LANSING, MI (WLNS) – Increases in fuel taxes and vehicle registration fees, those are just some of the things included in the road-funding package Governor Rick Snyder signed into law Tuesday. The billion dollar plan is the largest investment in our state’s roads and bridges in a half-century.

And now that this seven-bill package is signed into law, Michigan can expect to see a lot of changes starting in 2017, including a hike in fuel taxes and a tax-cut for some homeowners. This billion dollar investment will raise 20 percent more revenue when compared to the last road funding plan in 1997.

“This is a positive step forward for Michigan,” Governor Rick Snyder said. “We should be proud of it and I look forward to implementing this now that it’s signed into law.”

Starting in 2017, this road funding deal will do a number of things. The gas tax will go up by 7.3 cents and you’ll pay 20 percent more for vehicle registration fees.

The new law will also shift some money from Michigan’s General Fund to be used only for roads.

According to the Senate Fiscal Agency, here’s how it will affect you.

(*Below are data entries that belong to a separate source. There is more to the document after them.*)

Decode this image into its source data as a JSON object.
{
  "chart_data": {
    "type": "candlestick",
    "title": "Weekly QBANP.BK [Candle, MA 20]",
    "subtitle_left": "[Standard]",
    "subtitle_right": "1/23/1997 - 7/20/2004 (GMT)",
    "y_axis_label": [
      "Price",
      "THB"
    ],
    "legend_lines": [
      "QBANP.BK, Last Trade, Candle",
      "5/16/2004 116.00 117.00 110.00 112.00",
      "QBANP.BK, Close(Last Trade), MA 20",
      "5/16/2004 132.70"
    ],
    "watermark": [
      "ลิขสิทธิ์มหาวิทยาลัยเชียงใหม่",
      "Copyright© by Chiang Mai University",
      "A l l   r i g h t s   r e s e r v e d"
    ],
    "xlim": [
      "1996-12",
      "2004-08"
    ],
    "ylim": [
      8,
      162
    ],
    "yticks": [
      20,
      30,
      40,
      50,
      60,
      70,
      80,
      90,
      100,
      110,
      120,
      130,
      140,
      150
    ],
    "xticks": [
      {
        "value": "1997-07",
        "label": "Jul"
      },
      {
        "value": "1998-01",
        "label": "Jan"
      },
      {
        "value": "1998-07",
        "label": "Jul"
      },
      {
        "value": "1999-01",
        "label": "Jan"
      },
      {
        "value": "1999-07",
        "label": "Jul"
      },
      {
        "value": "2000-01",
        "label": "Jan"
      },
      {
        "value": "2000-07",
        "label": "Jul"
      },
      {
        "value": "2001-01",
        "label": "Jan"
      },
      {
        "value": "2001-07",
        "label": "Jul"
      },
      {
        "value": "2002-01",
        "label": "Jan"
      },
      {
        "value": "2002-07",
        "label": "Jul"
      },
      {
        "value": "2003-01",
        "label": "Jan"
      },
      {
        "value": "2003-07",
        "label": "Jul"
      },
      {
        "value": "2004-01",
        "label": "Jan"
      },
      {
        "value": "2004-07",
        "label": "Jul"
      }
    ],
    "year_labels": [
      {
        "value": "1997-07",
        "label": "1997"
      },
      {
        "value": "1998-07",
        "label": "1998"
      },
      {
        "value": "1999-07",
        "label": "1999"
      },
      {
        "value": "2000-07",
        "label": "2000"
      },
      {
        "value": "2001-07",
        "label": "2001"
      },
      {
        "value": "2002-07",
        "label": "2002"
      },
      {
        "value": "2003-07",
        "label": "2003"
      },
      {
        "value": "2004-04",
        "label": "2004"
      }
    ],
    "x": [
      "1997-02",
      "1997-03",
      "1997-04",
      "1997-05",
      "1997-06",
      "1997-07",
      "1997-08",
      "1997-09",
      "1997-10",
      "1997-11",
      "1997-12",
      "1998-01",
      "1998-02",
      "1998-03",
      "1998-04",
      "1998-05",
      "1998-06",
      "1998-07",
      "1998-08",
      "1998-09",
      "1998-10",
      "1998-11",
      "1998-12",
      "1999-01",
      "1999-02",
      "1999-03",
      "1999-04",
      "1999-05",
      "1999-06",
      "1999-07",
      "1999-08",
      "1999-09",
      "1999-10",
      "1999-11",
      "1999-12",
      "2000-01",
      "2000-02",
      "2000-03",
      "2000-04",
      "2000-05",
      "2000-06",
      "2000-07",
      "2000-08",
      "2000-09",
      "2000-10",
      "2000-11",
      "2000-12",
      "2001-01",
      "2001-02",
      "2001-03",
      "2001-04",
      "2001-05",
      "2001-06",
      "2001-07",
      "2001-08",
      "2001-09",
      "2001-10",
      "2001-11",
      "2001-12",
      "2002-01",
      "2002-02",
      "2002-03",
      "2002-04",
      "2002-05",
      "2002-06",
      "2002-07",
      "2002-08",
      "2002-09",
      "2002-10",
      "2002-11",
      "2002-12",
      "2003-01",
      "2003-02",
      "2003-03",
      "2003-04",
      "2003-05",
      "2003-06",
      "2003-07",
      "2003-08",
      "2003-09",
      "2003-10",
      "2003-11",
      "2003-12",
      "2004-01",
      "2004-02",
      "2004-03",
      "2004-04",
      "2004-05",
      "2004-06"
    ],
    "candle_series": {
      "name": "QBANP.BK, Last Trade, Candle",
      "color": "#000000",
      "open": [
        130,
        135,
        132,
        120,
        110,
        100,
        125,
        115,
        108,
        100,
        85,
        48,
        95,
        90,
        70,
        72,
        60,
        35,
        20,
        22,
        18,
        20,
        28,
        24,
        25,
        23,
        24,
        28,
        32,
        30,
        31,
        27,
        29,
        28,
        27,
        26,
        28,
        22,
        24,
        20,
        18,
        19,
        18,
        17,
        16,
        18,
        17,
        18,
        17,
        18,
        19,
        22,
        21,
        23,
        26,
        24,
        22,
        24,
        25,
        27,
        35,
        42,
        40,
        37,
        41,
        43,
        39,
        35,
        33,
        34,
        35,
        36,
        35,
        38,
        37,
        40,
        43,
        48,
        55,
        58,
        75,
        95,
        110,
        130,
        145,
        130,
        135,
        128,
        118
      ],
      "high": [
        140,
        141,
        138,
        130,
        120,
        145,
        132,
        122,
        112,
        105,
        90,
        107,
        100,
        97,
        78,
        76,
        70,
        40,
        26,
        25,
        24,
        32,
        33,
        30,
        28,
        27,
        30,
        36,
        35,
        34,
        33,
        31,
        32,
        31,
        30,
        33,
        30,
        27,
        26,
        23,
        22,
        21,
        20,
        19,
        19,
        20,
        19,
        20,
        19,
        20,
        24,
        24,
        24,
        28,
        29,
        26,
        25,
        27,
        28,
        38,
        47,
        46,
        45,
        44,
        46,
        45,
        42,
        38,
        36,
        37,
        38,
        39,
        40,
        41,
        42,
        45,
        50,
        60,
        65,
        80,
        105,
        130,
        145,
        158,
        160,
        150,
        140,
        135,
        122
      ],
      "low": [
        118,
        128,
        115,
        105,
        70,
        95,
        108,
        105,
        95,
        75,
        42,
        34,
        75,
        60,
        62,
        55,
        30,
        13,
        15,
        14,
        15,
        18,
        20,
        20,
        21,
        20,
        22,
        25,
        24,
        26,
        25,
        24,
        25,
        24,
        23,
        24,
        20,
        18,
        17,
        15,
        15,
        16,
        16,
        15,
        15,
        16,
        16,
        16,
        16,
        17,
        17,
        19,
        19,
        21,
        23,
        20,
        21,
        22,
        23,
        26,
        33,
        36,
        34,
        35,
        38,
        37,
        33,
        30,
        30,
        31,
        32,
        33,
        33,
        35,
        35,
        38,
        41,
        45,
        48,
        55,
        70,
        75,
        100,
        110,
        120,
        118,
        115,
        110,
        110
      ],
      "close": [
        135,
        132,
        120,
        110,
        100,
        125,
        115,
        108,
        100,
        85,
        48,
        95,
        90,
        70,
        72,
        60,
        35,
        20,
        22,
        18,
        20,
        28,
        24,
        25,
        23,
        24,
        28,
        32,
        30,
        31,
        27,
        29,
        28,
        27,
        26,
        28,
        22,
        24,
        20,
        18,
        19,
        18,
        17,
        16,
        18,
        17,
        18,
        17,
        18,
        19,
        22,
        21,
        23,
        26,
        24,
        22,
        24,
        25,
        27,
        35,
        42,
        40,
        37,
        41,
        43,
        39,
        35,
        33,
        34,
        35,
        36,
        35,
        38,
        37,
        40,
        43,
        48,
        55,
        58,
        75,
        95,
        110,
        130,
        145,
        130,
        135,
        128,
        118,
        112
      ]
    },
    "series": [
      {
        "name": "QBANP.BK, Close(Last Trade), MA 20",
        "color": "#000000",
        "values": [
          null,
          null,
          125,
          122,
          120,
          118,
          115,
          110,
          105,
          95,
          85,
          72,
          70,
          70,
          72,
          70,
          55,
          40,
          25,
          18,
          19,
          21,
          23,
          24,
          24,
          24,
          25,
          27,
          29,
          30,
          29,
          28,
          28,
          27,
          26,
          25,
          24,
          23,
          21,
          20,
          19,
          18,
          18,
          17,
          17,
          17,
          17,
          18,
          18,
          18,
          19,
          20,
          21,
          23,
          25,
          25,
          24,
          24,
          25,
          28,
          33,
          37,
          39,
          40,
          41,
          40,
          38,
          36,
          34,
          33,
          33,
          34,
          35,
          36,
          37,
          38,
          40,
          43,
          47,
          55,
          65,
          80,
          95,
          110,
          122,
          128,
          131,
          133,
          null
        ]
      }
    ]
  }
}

Right now the average registration fee is $98 per person on an annual basis.

The increase we’ll see in 2017 raises that by $20.

When it comes to the state fuel tax, for the average person who drives 15,000 miles per year at 25 miles per gallon, it costs around $114. With the fuel tax increase in place, that will jump by $43.80. That means the average driver will be paying a total of $63.80 in road taxes per year.

But it’s not all about tax increases; the new law does have some tax breaks, including a tax cut for some homeowners and renters through an expanded property tax credit. It’s expected to start in 2018.

But even though the governor signed it, Democrats still say no deal.

“This road plan takes money from the middle class, senior citizens and others, doesn’t ask corporations to pay anything, or heavy trucks, worst of all, it doesn’t even fix the problem,” Michigan Democratic Party Chair Brandon Dillon said. “Oh and by the way…$600 to 800 million is going to come out of the General Fund to affects people’s schools, public safety, and public health.”